Schüth, F., Demuth, D., Zibrowius, B., Kornatowski, J., & Finger, G. (1994). FTIR microscopy with polarized IR radiation for the analysis of SAPO-5 and p-xylene-loaded SAPO-5. Journal of the American Chemical Society, 116(3), 1090-1095. doi:10.1021/ja00082a035.

Cite as: https://hdl.handle.net/11858/00-001M-0000-0024-3E9A-B

Abstract

Using an optimized procedure, large SAPO-5 single crystals (up to 250 X 75 µm) with a very high optical quality could be synthesized. NMR spectroscopy proved the perfect incorporation of silicon on phosphorus sites. IR microscopy with polarized IR radiation revealed that both types of OH groups, with absorption bands at 3627 and 3519 cm^-1, are oriented almost perpendicularly to the crystal c-axis, thus protruding into the 12-membered and the 6-membered ring channels, respectively.
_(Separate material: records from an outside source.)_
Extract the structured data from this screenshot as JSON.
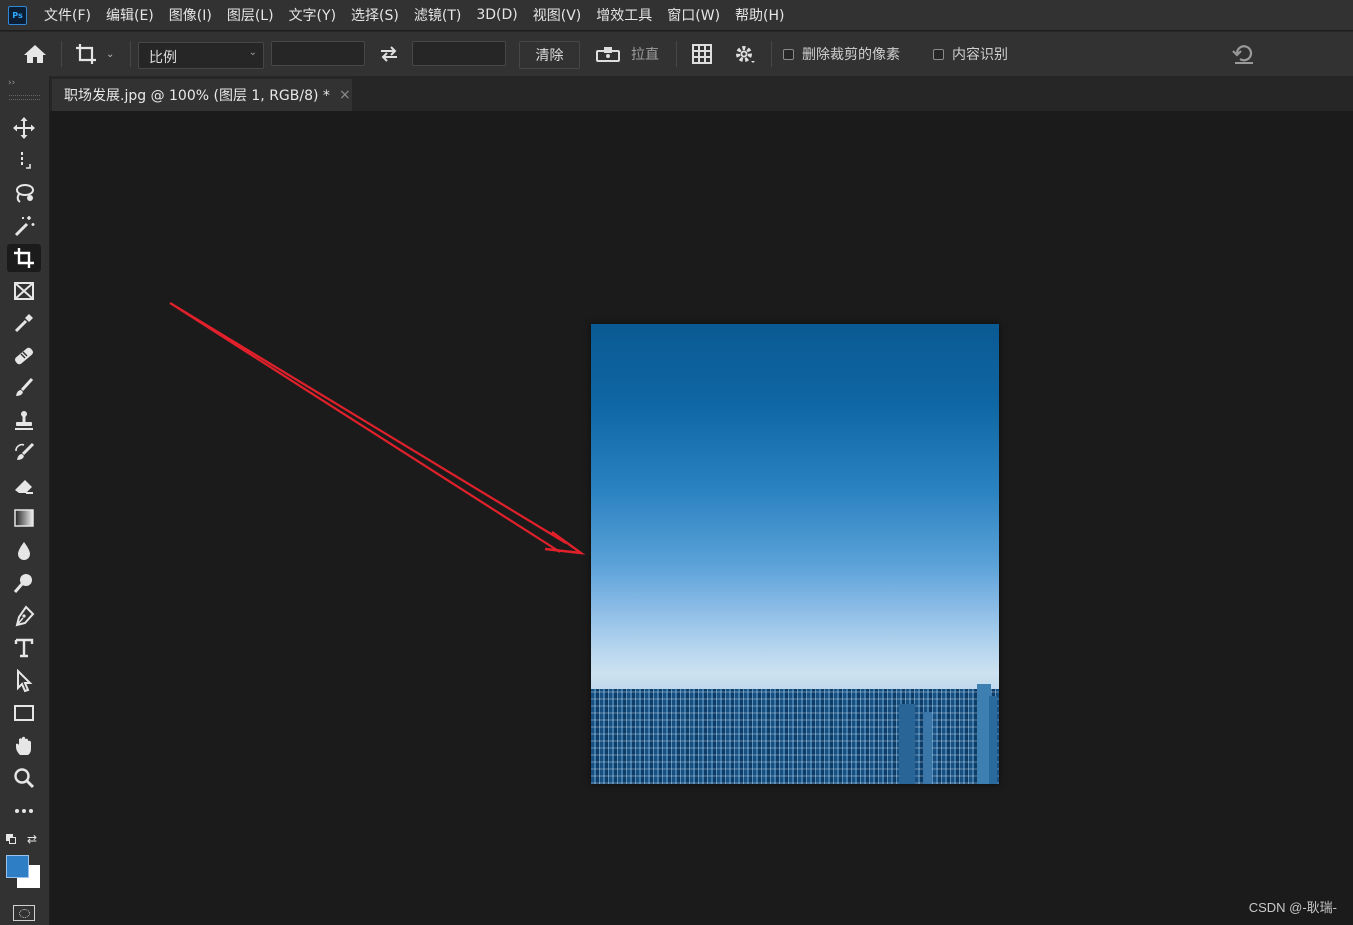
{
  "app": {
    "logo": "Ps"
  },
  "menu": [
    "文件(F)",
    "编辑(E)",
    "图像(I)",
    "图层(L)",
    "文字(Y)",
    "选择(S)",
    "滤镜(T)",
    "3D(D)",
    "视图(V)",
    "增效工具",
    "窗口(W)",
    "帮助(H)"
  ],
  "options": {
    "ratio_select": "比例",
    "width_value": "",
    "height_value": "",
    "clear_label": "清除",
    "straighten_label": "拉直",
    "delete_cropped_label": "删除裁剪的像素",
    "delete_cropped_checked": false,
    "content_aware_label": "内容识别",
    "content_aware_checked": false
  },
  "document": {
    "tab_title": "职场发展.jpg @ 100% (图层 1, RGB/8) *",
    "close_glyph": "×"
  },
  "colors": {
    "foreground": "#2e7ec6",
    "background": "#ffffff",
    "annotation_arrow": "#e0212b",
    "accent": "#31a8ff"
  },
  "tools": [
    "move-icon",
    "marquee-icon",
    "lasso-icon",
    "magic-wand-icon",
    "crop-icon",
    "frame-icon",
    "eyedropper-icon",
    "healing-brush-icon",
    "brush-icon",
    "stamp-icon",
    "history-brush-icon",
    "eraser-icon",
    "gradient-icon",
    "blur-icon",
    "dodge-icon",
    "pen-icon",
    "type-icon",
    "path-selection-icon",
    "rectangle-icon",
    "hand-icon",
    "zoom-icon",
    "more-icon"
  ],
  "active_tool": "crop-icon",
  "watermark": "CSDN @-耿瑞-"
}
Adsorbed p-xylene reacts with both types of OH groups, giving rise to one broad band for the OH vibration at 3233 cm^-1, which indicates a shift of the proton from the 6-membered ring to the 12-membered ring. From the dichroic ratios of the bands due to the p-xylene, it can be inferred that the long axis of the p-xylene molecule is oriented parallel to the channel axis of the molecular sieve.